Duplicacy preparing for backup relatively slow with filter applied

Hi! I’m trying to understand why some of my backups are taking a comparatively long time, so I ran them with
duplicacy -d backup -stats | ‘[%Y-%m-%d %H:%M:%S]’ > /tmp/file
first with a single filter to say I don’t care about Plex log files:

With filter:
[2020-04-13 14:51:06] There are 0 compiled regular expressions stored
[2020-04-13 14:51:06] Loaded 1 include/exclude pattern(s)
[2020-04-13 14:51:06] Pattern: -var/lib/plexmediaserver/Library/Application Support/Plex Media Server/Logs/
[2020-04-13 14:51:06] Listing
[2020-04-13 15:13:04] Packing bin/journalctl
20 minutes 58 seconds to apply the filter

Then without:

[2020-04-13 15:25:14] There are 0 compiled regular expressions stored
[2020-04-13 15:25:14] Loaded 0 include/exclude pattern(s)
[2020-04-13 15:25:14] Listing
[2020-04-13 15:27:51] Packing bin/journalctl
2 Minutes 37 seconds without any filters

As you can see it took an additional 18 minutes 20 seconds to filter out the most specific filter I could create.
Is there a better filter I can use?

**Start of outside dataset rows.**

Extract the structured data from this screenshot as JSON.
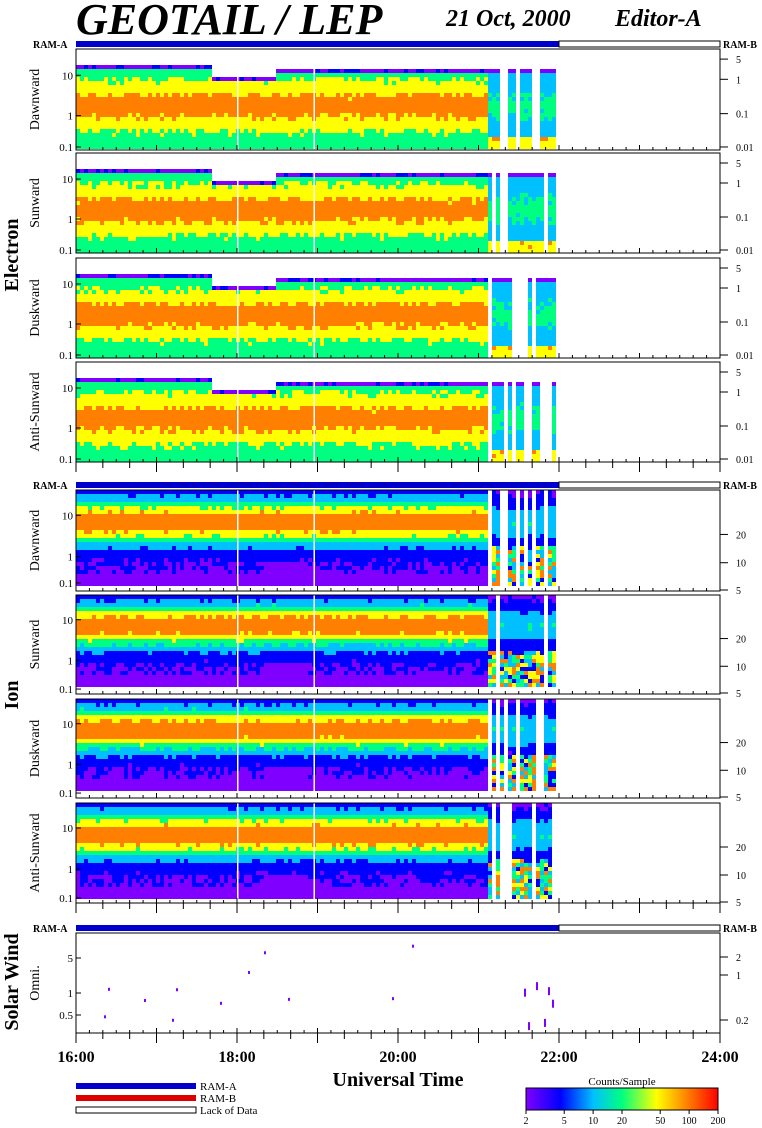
{
  "title": "GEOTAIL / LEP",
  "date": "21 Oct, 2000",
  "editor": "Editor-A",
  "ram_a": "RAM-A",
  "ram_b": "RAM-B",
  "groups": [
    {
      "label": "Electron"
    },
    {
      "label": "Ion"
    },
    {
      "label": "Solar Wind"
    }
  ],
  "panels": [
    {
      "label": "Dawnward",
      "group": 0,
      "left_ticks": [
        "10",
        "1",
        "0.1"
      ],
      "right_ticks": [
        "5",
        "1",
        "0.1",
        "0.01"
      ]
    },
    {
      "label": "Sunward",
      "group": 0,
      "left_ticks": [
        "10",
        "1",
        "0.1"
      ],
      "right_ticks": [
        "5",
        "1",
        "0.1",
        "0.01"
      ]
    },
    {
      "label": "Duskward",
      "group": 0,
      "left_ticks": [
        "10",
        "1",
        "0.1"
      ],
      "right_ticks": [
        "5",
        "1",
        "0.1",
        "0.01"
      ]
    },
    {
      "label": "Anti-Sunward",
      "group": 0,
      "left_ticks": [
        "10",
        "1",
        "0.1"
      ],
      "right_ticks": [
        "5",
        "1",
        "0.1",
        "0.01"
      ]
    },
    {
      "label": "Dawnward",
      "group": 1,
      "left_ticks": [
        "10",
        "1",
        "0.1"
      ],
      "right_ticks": [
        "20",
        "10",
        "5"
      ]
    },
    {
      "label": "Sunward",
      "group": 1,
      "left_ticks": [
        "10",
        "1",
        "0.1"
      ],
      "right_ticks": [
        "20",
        "10",
        "5"
      ]
    },
    {
      "label": "Duskward",
      "group": 1,
      "left_ticks": [
        "10",
        "1",
        "0.1"
      ],
      "right_ticks": [
        "20",
        "10",
        "5"
      ]
    },
    {
      "label": "Anti-Sunward",
      "group": 1,
      "left_ticks": [
        "10",
        "1",
        "0.1"
      ],
      "right_ticks": [
        "20",
        "10",
        "5"
      ]
    },
    {
      "label": "Omni.",
      "group": 2,
      "left_ticks": [
        "5",
        "1",
        "0.5"
      ],
      "right_ticks": [
        "2",
        "1",
        "0.2"
      ]
    }
  ],
  "chart_data": {
    "type": "heatmap",
    "x_ticks": [
      "16:00",
      "18:00",
      "20:00",
      "22:00",
      "24:00"
    ],
    "x_range_hours": [
      16,
      24
    ],
    "data_end_hour": 22.0,
    "xlabel": "Universal Time",
    "legend": [
      {
        "label": "RAM-A",
        "color": "#0000cc"
      },
      {
        "label": "RAM-B",
        "color": "#dd0000"
      },
      {
        "label": "Lack of Data",
        "color": "#ffffff"
      }
    ],
    "colorbar": {
      "title": "Counts/Sample",
      "ticks": [
        "2",
        "5",
        "10",
        "20",
        "50",
        "100",
        "200"
      ],
      "range": [
        2,
        200
      ],
      "colors": [
        "#8000ff",
        "#0000ff",
        "#00c0ff",
        "#00ff80",
        "#ffff00",
        "#ff8000",
        "#ff0000"
      ]
    }
  }
}
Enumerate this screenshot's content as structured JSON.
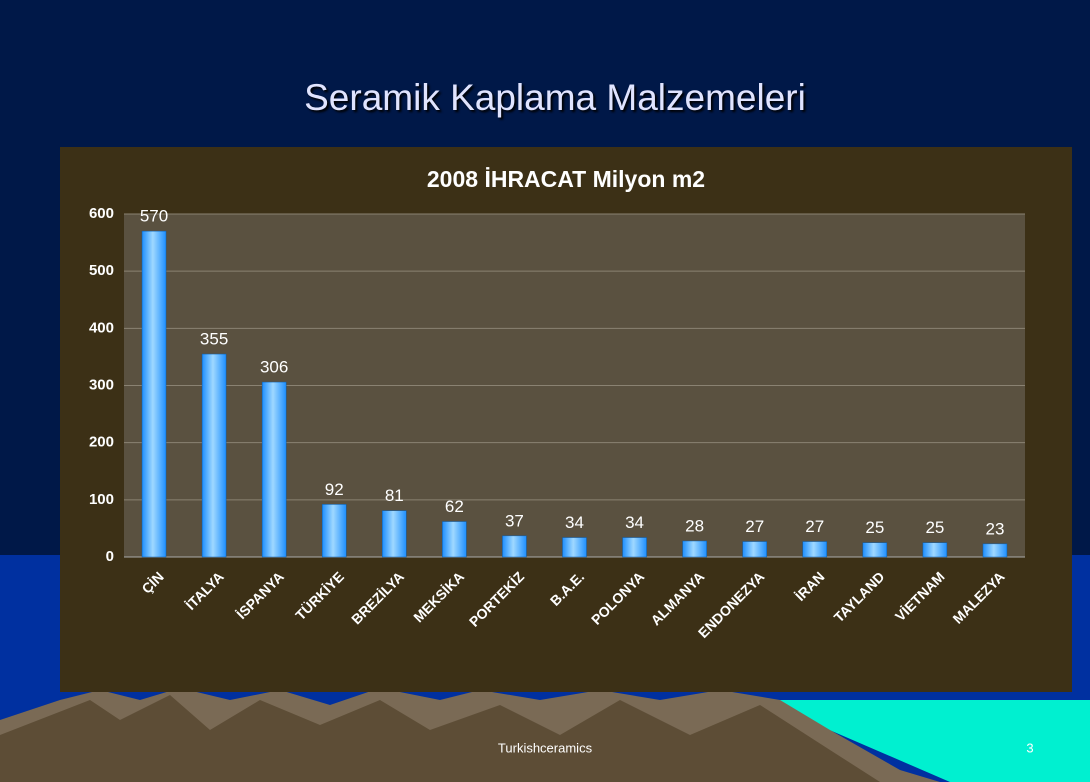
{
  "slide": {
    "title": "Seramik Kaplama Malzemeleri",
    "footer": "Turkishceramics",
    "page_number": "3"
  },
  "chart_data": {
    "type": "bar",
    "title": "2008 İHRACAT  Milyon m2",
    "categories": [
      "ÇİN",
      "İTALYA",
      "İSPANYA",
      "TÜRKİYE",
      "BREZİLYA",
      "MEKSİKA",
      "PORTEKİZ",
      "B.A.E.",
      "POLONYA",
      "ALMANYA",
      "ENDONEZYA",
      "İRAN",
      "TAYLAND",
      "VİETNAM",
      "MALEZYA"
    ],
    "values": [
      570,
      355,
      306,
      92,
      81,
      62,
      37,
      34,
      34,
      28,
      27,
      27,
      25,
      25,
      23
    ],
    "color": "#1e8fff",
    "ylim": [
      0,
      600
    ],
    "yticks": [
      0,
      100,
      200,
      300,
      400,
      500,
      600
    ],
    "grid": true
  }
}
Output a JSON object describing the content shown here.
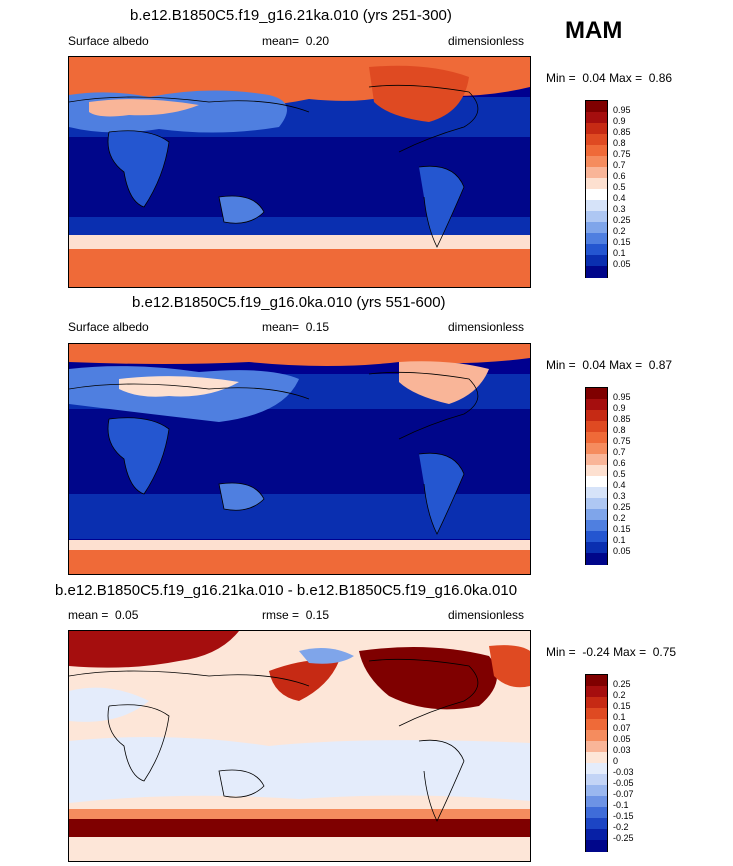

Is it expected to be such a large variation in time? My intention is to filter at the path level, so if a directory passes the filter all files in it should pass as well. Is there an optimization like that in duplicacy?

Can you run the test again but this time run the backup without the exclude pattern first? The pattern matching with one single pattern should not take this long even if you have millions of files.

1 Like

This is likely a coincidence. Re-run each test multiple times and throw away outliers

As a reference data point I have extensive ruleset, most of which are regex based and the speed is virtually unaffected (1.4M files flies filtered to about 200k in about 90 seconds on an SSD volume):

me@obsidian ~ % time caffeinate -s duplicacy backup
Storage set to sftp://me@[redacted]//Backups/duplicacy
Last backup at revision 1681 found
Indexing /Users/me
Parsing filter file /Users/me/.duplicacy/filters
Loaded 56 include/exclude pattern(s)
Backup for /Users/me at revision 1682 completed
caffeinate -s duplicacy backup  24.71s user 48.58s system 85% cpu 1:26.02 total
alex@obsidian ~ % find . |wc -l
 1406709
me@obsidian ~ % duplicacy list -r 1682 --files |wc -l
 194291

I did test it with and without the filter but I think now that since this is a ZFS filesystem the attributes were still in the ARC and that’s why without a filter was so much faster.

I’m going to have to think about it more as I really want a backup-solution that either has an FSWatcher built in or can be integrated with one.